Suki expands availability of its ambient AI clinical documentation platform
Suki announced the expansion of its ambient artificial intelligence technology, Suki Assistant, to more than 20 independent practices, including Capital City Primary and Immediate Care.
The application is a voice assistant that generates notes in real-time by listening to patient-clinician interactions. It can be used for clinical documentation, diagnosis coding, real-time information retrieval from the electronic health record and other applications.
The company recently expanded the platform’s capabilities to support those in inpatient settings to work across hospital, ambulatory, telehealth, skilled nursing facilities and home health. Assistant has an ambient mode that leverages generative AI to auto-generate clinical notes based on conversations.
Ambient AI refers to artificial intelligence systems that seamlessly integrate into daily life, often without the user noticing. Operating in the background, these solutions collect data, process information and generate content to enhance experiences without requiring direct input from users.

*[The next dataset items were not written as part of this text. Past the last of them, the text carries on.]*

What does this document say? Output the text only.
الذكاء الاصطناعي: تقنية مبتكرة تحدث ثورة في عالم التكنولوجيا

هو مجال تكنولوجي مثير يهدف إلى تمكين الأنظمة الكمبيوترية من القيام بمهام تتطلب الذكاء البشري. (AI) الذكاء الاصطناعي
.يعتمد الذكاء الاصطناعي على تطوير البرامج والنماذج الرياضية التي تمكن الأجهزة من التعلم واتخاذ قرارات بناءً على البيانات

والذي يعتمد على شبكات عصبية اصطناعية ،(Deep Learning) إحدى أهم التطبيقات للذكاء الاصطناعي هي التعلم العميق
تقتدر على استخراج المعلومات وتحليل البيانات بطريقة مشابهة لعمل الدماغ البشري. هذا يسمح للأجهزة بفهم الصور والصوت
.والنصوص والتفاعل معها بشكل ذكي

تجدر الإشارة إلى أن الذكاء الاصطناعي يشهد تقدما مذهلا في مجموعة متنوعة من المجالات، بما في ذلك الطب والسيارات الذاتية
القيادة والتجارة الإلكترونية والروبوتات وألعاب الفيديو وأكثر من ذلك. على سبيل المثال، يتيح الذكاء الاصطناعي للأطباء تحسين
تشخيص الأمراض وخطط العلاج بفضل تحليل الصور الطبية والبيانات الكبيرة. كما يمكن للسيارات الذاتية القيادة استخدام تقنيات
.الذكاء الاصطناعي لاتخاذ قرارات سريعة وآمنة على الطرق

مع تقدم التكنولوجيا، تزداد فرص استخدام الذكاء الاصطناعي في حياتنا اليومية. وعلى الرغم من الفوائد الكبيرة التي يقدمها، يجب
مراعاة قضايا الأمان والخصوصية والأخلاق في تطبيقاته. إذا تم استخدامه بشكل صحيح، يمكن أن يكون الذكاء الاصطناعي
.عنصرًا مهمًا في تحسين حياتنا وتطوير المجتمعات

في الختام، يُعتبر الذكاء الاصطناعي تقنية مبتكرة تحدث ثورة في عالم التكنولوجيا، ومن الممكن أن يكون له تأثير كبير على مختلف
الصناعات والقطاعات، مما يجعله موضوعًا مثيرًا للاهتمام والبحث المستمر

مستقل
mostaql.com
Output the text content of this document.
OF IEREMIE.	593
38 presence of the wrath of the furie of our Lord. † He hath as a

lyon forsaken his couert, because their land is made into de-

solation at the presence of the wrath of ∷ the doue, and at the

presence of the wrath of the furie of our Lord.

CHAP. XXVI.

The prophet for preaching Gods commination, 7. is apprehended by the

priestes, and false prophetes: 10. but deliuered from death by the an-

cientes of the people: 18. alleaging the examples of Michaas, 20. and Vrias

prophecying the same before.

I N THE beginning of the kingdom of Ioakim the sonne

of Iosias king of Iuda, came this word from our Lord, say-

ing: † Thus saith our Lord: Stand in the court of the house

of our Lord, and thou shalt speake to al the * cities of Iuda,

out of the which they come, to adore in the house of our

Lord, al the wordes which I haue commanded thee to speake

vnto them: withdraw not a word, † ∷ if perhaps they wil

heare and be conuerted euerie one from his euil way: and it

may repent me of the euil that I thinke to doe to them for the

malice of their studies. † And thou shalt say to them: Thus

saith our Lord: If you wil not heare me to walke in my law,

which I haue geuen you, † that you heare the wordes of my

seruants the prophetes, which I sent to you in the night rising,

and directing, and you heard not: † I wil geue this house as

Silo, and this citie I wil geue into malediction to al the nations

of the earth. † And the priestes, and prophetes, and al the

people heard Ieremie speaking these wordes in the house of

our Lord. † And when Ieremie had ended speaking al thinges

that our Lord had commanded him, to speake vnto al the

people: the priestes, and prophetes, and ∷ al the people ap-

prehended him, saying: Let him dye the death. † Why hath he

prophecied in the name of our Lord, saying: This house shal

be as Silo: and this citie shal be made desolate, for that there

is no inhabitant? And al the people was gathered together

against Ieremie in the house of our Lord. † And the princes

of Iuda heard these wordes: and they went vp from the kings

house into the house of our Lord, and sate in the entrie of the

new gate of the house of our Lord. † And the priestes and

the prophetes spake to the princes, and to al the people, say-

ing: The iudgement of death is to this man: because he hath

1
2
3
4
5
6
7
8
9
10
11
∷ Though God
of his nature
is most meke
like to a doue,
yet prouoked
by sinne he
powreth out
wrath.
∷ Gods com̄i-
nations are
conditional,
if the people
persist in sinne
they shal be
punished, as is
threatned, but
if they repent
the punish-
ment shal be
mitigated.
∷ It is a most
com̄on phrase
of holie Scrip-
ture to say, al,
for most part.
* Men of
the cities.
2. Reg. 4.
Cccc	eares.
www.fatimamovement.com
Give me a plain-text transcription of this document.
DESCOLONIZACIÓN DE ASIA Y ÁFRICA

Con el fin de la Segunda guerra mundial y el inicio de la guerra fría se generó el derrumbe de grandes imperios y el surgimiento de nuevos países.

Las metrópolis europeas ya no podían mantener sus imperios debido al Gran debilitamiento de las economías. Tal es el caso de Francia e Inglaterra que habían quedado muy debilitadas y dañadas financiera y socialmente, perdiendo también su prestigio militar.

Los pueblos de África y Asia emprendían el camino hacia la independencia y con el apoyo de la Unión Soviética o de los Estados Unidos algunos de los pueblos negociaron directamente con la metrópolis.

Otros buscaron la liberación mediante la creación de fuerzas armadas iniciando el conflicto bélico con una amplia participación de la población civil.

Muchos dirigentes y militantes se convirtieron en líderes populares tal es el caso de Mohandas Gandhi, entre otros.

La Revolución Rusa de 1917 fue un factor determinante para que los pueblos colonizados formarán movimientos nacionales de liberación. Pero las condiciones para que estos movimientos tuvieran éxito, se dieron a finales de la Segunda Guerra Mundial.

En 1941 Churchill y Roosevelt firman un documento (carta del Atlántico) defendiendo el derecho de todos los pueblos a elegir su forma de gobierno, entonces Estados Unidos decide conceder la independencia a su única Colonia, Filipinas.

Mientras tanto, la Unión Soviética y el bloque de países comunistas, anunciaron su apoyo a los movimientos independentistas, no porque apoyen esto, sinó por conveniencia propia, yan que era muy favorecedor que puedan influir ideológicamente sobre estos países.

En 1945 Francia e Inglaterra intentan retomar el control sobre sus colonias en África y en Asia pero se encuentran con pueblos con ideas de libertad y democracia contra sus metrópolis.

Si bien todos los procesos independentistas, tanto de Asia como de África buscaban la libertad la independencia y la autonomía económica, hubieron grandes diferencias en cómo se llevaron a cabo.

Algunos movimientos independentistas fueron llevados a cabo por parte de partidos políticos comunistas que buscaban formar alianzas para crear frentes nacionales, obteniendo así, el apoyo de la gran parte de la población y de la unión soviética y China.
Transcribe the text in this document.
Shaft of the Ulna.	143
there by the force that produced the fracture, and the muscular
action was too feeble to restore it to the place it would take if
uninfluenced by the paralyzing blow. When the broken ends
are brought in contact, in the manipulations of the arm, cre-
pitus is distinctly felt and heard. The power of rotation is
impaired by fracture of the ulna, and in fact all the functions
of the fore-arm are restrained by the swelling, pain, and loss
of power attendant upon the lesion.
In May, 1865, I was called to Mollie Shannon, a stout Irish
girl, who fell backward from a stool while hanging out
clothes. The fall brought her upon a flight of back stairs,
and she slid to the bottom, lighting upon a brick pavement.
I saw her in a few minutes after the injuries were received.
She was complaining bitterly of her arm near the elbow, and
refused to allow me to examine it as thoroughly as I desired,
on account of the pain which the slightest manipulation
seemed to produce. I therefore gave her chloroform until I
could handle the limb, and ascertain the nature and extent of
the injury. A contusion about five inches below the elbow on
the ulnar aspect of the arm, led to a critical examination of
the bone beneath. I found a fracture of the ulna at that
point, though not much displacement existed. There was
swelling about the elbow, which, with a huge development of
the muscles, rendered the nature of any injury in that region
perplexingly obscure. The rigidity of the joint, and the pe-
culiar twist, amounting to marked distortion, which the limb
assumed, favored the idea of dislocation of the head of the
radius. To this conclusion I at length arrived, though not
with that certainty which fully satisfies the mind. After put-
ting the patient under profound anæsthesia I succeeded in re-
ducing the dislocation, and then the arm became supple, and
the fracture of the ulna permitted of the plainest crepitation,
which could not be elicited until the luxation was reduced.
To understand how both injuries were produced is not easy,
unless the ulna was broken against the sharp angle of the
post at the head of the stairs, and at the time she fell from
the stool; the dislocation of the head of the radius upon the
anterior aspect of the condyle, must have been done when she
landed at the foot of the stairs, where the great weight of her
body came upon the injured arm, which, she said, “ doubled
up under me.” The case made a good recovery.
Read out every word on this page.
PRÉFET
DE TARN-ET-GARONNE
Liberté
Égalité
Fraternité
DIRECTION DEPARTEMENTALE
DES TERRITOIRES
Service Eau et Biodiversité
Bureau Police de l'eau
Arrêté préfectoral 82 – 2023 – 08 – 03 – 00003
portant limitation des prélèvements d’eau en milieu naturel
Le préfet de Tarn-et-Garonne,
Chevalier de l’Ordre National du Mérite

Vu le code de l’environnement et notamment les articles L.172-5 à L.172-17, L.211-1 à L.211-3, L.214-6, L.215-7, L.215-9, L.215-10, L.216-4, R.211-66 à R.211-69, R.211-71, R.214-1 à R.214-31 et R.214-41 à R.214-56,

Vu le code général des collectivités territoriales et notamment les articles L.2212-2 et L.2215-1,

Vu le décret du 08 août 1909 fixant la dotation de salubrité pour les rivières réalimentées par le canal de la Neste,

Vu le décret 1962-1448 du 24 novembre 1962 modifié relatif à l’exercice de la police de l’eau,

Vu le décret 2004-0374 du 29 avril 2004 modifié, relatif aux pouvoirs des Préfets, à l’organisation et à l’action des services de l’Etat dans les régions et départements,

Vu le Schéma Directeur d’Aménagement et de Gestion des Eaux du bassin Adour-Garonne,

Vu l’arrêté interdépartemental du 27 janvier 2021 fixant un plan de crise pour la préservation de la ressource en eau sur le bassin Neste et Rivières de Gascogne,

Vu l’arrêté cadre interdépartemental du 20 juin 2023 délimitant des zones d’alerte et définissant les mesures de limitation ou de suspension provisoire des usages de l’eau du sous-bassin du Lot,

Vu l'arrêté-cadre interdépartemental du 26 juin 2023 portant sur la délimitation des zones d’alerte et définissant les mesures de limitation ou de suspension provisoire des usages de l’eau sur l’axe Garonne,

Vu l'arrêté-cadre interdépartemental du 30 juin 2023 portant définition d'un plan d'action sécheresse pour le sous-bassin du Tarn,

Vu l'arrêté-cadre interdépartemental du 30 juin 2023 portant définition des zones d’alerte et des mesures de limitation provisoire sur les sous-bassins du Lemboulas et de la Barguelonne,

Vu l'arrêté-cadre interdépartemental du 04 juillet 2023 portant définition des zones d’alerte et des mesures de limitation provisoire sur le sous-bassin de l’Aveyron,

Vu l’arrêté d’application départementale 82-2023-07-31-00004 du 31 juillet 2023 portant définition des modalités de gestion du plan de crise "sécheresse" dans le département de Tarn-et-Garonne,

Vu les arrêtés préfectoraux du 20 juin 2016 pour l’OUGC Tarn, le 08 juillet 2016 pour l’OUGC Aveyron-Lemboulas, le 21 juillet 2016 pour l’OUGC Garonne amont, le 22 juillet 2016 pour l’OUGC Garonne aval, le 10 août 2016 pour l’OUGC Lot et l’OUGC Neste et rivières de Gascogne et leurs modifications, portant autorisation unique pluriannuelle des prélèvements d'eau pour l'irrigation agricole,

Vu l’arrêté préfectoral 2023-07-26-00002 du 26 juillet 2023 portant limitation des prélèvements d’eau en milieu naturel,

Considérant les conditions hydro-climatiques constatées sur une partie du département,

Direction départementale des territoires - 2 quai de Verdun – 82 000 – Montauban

“Generated content can be easily accepted, edited, or rejected by the clinician and once the note is finalized, it is sent back to the EHR,” explains Punit Soni, founder and CEO of Suki. “We support bidirectional integration with all major EHRs, including Epic, Cerner, Meditech, and Athena.”
This allows clinicians to expedite the creation of documentation with greater ease and efficiency, thereby alleviating cognitive load and reducing time spent on administrative tasks, as well as flexibility to clinicians in how they create their notes.
“They can start their note in the EHR, sync it to Suki, and use Suki in ambient mode to generate remaining content, or they can start their note in Suki and finish it in the EHR,” he says.
Any permutation between the EHR and Suki is possible because the integration keeps the note content in sync in real time. Once notes are done, they are synced back to the system of record.
Soni says Suki aims to reimagine the healthcare tech stack, making it invisible and assistive to lift the administrative burden from clinicians.
“Suki works across all platforms including iOS, Android, web, Windows, and Mac to ensure as many clinicians can benefit from the technology and includes dictation and command modes along with ambient note generation,” he explains.
This can help CIOs harmonize the number of solutions they support because with Suki, they don’t need separate solutions for ambient-note generation and dictation. Suki is meant to do both.
“Many medical protocols weren’t designed with clinicians’ workflows in mind, so time and resources are often inefficiently allocated to tasks such as administrative work, which can be voice-enabled,” Soni says. “However, clinicians’ input is crucial to ensuring maximum benefit, so it is central to Suki’s product development process.”
He points out the U.S. spends nearly $4 trillion on healthcare annually, and administrative costs account for a quarter of that amount.
“With such economic pressure on health systems and documentation burden driving clinicians out of medicine, Suki’s innovative solutions have proven to be much needed for both clinicians and health systems,” Soni says.
He claims Suki increases health system revenue by increasing patient encounter volumes by 5%, leading to more than $21,000 incremental annual revenue per user, and increases clinician satisfaction and retention.
Nathan Eddy is a healthcare and technology freelancer based in Berlin.